Com a adoção do rito abreviado, previsto na Lei das Ações Diretas de Inconstitucionalidade (ADI), a Advocacia-Geral da União terá cinco dias para se manifestar. Em seguida, a Procuradoria-Geral da República terá mais dez dias para apresentar posição. Depois dessas etapas, o caso será levado ao plenário do STF.

Foto: Alejandro Zambrana/TSE
Ministro Dias Toffoli

A CNI sustenta que a suspensão da taxa cria desvantagem competitiva entre empresas estrangeiras e nacionais, o que poderia levar a prejuízos e até falências no setor produtivo. Para a entidade, a medida fere princípios como isonomia tributária, livre concorrência, proteção às micro e pequenas empresas, além do desenvolvimento nacional.

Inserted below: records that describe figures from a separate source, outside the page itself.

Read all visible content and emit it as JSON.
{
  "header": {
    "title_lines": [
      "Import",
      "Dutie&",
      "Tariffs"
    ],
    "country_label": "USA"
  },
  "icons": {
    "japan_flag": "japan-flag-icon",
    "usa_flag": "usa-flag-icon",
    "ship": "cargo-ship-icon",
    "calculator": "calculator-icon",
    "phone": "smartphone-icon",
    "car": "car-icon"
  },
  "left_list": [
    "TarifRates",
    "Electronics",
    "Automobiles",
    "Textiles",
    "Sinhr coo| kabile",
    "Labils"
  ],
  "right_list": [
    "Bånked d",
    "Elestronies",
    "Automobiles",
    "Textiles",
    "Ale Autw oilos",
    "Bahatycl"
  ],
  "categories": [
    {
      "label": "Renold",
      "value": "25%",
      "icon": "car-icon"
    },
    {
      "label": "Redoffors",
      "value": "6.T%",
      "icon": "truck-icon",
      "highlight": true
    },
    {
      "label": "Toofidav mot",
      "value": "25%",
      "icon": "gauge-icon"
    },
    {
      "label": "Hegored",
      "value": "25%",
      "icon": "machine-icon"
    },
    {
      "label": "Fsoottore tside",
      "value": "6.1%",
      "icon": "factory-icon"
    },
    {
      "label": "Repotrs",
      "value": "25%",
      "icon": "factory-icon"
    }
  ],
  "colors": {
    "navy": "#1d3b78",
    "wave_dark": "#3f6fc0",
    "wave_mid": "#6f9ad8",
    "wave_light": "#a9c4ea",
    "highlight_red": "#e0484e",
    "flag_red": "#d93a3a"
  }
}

“Não se questiona, obviamente, o direito da população ao amplo acesso a bens nacionais ou importados. O que se impugna é que esse acesso seja promovido à custa do agravamento das assinaturas concorrenciais suportadas pelos setores produtivos nacionais, da transferência de empregos e renda ao exterior e da renúncia fiscal relevante”, diz a petição inicial.

Na prática, a ação pede a suspensão de uma medida provisória e de uma portaria do Ministério da Fazenda que zeraram a taxa de 20% sobre compras internacionais de até US$ 50. A medida, considerada impopular, foi adotada durante o governo do presidente Luiz Inácio Lula da Silva, sob gestão do ministro da Fazenda Fernando Haddad, com o objetivo de proteger a indústria nacional. O governo acabou recuando após estudos apontarem que os efeitos esperados não se concretizaram.